V. De la nature de la dette alimentaire. Quelques personnes ont, dans le principe, soutenu qu'elle était solidaire; d'autres, qu'elle était indivisible. Aujourd'hui, on convient généralement qu'elle n'est:

Ni solidaire: car la solidarité, lorsqu'elle n'est point stipulée par les parties, ne peut avoir lieu qu'en vertu d'une disposition expresse de la loi (art. 1105), et, dans l'espèce, cette disposition expresse de la loi n'existe point.

Ni indivisible; et, en effet, la dette indivisible est celle qui n'est point susceptible d'exécution partielle; or, la dette alimentaire, ayant pour objet une somme d'argent ou des aliments à fournir en nature, peut très bien s'exécuter par partie: rien n'y fait obstacle.

Mais, dira-t-on, l'obligation de faire vivre est de sa nature indivisible, car on ne peut pas faire subsister quelqu'un à demi.

Cet argument n'est qu'un pur jeu de mots. Sans doute, la vie n'est point susceptible de parties: on vit ou l'on meurt, cela est évident. Mais on peut vivre plus ou moins largement, suivant ses ressources. On peut vivre avec 2,000 francs, avec 1,500 francs, avec 500 francs par an. Sous ce rapport, la vie est susceptible de plus ou de moins, et, par conséquent, de parties. Ce qui le prouve, c'est que les aliments ne sont dus qu'en proportion des ressources de celui qui les doit, c'est-à-dire en partie dans certains cas. Ainsi, lorsque le créancier a besoin de 2,000 francs, le débiteur qui n'en peut donner que 1,000 est quitte en payant cette somme, c'est-à-dire en fournissant ce qui est nécessaire pour satisfaire la moitié du besoin du créancier.

Supposons un créancier dont le besoin égale 20, et quatre débiteurs ayant des ressources égales et suffisantes pour payer la dette entière l'un d'eux pourra-t-il (sauf, bien entendu, son recours contre ses codébiteurs) être condamné pour le tout? En admettant l'affirmative, on violerait ouvertement la loi! Chacun des quatre débiteurs ne doit, en effet, les aliments que proportionnellement au besoin du créancier; or, dans l'espèce, ce besoin se trouve, quant à celui des débiteurs qui est actionné, réduit à cinq, puisque le créancier a trois autres créances au moyen desquelles

il peut, en agissant contre les autres débiteurs, obtenir ce qui lui

manque.

En résumé, lorsqu'il existe plusieurs personnes appelées concurremment à fournir des aliments, la dette alimentaire dont chacune d'elles est tenue doit être envisagée séparément, et eu égard à ses facultés comparées à celles du créancier, en ayant soin de comprendre dans la fortune de ce dernier, afin d'appré cier l'étendue de ses besoins, les créances alimentaires qu'il a contre les autres débiteurs. Les parts étant ainsi fixées, il y a alors autant de dettes distinctes et indépendantes qu'il y a de débiteurs (1).

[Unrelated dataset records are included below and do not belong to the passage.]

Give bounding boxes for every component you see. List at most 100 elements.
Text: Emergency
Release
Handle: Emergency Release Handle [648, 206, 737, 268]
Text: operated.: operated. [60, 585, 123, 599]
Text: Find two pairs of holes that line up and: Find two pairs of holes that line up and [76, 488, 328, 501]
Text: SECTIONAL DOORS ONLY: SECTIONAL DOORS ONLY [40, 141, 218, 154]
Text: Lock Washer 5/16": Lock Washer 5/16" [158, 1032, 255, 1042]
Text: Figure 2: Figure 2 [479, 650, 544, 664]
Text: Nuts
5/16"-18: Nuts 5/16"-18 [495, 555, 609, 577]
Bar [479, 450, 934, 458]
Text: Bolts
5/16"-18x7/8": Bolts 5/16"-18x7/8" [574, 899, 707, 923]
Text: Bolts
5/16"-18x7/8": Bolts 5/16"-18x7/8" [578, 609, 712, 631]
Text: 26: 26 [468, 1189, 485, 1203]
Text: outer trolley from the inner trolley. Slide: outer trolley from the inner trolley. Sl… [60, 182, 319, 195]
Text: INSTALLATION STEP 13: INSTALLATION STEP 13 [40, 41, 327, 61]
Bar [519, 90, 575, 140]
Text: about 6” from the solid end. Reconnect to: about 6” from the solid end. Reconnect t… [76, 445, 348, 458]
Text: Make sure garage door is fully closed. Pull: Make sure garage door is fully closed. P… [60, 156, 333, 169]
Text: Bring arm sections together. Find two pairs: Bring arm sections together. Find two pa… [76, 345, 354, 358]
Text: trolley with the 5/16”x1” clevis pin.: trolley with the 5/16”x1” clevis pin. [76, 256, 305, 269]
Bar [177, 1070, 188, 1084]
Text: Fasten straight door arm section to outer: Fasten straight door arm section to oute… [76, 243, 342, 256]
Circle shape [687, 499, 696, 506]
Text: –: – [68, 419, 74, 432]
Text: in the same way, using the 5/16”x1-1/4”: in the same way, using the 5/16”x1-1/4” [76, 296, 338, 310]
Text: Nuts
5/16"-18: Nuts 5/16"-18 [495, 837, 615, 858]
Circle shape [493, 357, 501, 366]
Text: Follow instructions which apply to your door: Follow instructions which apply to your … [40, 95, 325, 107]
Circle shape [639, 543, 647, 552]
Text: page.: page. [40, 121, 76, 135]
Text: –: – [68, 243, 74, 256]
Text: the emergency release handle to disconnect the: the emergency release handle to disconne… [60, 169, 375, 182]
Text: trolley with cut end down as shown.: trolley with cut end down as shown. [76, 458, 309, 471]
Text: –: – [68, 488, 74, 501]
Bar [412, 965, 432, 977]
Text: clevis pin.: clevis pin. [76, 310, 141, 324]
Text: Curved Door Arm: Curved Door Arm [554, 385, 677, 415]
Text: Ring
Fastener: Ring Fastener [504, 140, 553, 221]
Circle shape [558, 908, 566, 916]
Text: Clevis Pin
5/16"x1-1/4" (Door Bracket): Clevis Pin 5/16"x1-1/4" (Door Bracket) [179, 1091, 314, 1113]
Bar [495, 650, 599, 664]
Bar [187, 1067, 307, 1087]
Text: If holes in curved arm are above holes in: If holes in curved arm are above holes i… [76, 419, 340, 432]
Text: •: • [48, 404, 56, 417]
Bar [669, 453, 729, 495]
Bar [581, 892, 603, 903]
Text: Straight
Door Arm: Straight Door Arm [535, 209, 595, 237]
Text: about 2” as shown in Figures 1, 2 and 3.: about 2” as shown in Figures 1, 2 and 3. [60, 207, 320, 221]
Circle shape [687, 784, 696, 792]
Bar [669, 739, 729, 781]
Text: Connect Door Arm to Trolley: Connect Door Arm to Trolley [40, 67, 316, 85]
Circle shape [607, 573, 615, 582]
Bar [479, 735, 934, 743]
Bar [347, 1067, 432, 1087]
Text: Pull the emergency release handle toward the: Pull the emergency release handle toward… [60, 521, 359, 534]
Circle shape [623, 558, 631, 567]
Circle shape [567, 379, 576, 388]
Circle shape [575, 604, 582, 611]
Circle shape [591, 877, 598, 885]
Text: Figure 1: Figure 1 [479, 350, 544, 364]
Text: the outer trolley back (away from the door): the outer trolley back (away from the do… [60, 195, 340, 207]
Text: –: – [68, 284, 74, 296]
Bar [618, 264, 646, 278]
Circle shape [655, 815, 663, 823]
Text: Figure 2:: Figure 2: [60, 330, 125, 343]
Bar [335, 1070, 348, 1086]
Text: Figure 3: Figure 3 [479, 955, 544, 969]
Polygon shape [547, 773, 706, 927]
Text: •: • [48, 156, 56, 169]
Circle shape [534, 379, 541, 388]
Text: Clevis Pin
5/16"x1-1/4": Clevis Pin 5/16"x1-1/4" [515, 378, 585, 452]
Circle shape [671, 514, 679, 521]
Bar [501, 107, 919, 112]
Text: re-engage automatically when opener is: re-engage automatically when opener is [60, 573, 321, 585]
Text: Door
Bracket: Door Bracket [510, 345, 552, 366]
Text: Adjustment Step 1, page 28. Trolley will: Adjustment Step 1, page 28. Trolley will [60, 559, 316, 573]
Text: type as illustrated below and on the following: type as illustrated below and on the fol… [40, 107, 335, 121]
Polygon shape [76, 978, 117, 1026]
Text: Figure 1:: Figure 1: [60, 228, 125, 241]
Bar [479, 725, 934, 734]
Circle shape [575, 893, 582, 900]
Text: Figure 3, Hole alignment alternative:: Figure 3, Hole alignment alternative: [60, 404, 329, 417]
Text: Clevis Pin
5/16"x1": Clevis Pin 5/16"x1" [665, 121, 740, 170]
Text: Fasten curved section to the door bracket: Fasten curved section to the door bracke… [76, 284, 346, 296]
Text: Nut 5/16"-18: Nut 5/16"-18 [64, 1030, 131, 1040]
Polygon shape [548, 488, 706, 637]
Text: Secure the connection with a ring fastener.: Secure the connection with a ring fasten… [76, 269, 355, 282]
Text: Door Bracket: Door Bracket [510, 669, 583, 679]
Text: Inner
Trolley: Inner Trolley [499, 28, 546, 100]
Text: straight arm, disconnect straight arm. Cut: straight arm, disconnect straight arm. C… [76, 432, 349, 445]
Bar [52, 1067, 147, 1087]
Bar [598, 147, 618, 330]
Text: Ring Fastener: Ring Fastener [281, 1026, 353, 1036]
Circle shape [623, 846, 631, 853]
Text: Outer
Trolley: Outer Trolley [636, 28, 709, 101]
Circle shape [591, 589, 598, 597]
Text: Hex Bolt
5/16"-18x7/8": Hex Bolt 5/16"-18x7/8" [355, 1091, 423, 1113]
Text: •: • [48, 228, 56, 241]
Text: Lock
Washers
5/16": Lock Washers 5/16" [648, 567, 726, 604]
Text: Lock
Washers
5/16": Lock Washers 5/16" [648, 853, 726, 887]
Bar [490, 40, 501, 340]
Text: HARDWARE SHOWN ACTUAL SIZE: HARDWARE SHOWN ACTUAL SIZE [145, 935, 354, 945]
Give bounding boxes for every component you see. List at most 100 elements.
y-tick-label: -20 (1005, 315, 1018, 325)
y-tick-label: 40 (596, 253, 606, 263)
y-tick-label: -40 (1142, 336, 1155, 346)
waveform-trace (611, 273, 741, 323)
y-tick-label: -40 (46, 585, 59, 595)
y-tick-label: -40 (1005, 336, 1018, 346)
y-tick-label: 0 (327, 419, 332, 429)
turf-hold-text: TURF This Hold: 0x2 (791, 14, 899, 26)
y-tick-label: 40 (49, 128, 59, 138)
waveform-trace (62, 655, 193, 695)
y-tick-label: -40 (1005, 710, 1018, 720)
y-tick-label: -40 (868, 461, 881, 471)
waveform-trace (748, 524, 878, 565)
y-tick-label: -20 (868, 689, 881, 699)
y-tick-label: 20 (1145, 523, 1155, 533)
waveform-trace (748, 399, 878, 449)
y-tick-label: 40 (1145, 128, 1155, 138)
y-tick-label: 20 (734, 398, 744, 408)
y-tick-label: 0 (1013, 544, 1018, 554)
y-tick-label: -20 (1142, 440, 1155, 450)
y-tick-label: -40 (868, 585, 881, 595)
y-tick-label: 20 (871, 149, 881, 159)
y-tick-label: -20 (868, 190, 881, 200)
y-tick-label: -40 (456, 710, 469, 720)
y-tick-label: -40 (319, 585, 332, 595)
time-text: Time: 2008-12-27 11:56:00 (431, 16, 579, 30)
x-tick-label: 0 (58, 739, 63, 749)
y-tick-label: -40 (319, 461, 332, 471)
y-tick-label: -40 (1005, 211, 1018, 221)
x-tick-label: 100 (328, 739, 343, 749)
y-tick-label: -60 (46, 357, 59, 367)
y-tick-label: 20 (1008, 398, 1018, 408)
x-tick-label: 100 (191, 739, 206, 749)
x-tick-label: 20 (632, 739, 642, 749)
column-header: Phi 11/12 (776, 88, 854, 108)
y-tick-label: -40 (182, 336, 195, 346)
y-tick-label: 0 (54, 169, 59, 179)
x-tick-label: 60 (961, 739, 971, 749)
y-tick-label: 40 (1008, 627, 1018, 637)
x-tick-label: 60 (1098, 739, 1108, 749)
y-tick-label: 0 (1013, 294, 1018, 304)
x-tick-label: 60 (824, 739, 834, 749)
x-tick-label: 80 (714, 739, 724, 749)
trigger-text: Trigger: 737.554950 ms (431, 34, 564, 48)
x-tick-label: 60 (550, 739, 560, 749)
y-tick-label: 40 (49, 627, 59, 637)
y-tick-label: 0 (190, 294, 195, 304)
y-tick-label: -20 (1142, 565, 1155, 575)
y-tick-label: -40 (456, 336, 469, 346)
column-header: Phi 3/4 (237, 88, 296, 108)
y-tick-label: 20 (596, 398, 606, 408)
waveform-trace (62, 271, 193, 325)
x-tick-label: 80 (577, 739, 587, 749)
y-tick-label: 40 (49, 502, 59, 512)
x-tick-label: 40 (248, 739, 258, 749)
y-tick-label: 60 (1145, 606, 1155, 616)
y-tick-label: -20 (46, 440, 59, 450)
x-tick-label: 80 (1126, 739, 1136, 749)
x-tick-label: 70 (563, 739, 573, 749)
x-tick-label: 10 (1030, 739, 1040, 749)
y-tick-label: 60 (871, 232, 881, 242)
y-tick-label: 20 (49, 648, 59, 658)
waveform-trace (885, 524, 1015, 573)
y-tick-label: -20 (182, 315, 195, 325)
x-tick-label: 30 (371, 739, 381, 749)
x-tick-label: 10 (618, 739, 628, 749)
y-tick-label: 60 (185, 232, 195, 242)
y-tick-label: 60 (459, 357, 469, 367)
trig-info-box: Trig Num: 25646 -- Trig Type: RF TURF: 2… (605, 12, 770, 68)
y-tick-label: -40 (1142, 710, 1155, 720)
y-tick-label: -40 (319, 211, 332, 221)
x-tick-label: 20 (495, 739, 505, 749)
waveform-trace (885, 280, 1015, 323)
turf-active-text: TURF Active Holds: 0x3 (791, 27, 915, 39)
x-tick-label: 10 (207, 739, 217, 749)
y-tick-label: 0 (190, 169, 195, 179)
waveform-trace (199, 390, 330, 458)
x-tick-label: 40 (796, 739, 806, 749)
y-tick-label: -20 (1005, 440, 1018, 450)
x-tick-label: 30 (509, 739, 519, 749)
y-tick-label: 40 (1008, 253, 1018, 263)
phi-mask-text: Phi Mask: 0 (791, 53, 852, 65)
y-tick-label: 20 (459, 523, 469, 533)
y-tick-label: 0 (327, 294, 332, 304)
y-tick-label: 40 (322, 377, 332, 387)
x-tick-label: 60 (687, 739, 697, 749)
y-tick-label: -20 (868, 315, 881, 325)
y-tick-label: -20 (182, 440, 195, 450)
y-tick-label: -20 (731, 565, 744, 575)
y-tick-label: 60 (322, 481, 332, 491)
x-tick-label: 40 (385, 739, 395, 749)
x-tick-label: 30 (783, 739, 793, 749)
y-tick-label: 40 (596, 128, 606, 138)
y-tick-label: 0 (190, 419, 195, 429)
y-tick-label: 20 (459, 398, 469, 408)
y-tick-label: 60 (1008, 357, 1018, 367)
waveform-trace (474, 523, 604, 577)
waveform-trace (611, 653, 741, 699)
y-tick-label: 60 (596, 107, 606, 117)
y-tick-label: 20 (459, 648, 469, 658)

[[Il y a eu, dans notre jurisprudence, quelque incertitude sur cette question de la solidarité de la dette alimentaire. Dans la cause de Lauzon v. Connoissant (5 L. C. J., p. 99), le juge Monk a jugé que les enfants qui sont tenus par la loi de fournir des aliments à leurs parents doivent y être condamnés solidairement et que les parents peuvent s'adresser, à cette fin, à celui de leurs enfants qu'ils jugent à propos. Plus tard, dans la cause de Leblanc v. Leblanc (23 L. C. J., p. 10), le juge Johnson a décidé que la dette alimentaire est divisible et que chaque débiteur doit y contribuer suivant ses moyens. Cependant, encore plus récemment, nous trouvons une décision du juge Mousseau, dans une cause de Valiquette v. Valiquette (M. L. R., 1 S. C., p. 129), jugeant que l'obligation de fournir une pension alimentaire est indivisible et que ceux qui y sont tenus, le doivent conjointement et solidairement ; que, par suite, l'un d'eux, poursuivi seul, a droit d'action contre les autres pour leur faire payer leur quote part; que cette solidarité ne cesse que lorsque ceux qui y sont obligés n'en ont pas les moyens, ce qui est une question de fait et ne peut être invoquée par défense de droit. Enfin, la cour d'appel a décidé, dans une cause de Mainville & Corbeil (33 L. C. J., p. 179), que l'obligation de la part des enfants de payer une pension alimentaire, quoique n'étant pas solidaire suivant l'acception généralement reçue du mot, incombe cependant à ceux des débiteurs poursuivis, sauf le recours de ces derniers contre les autres codébiteurs.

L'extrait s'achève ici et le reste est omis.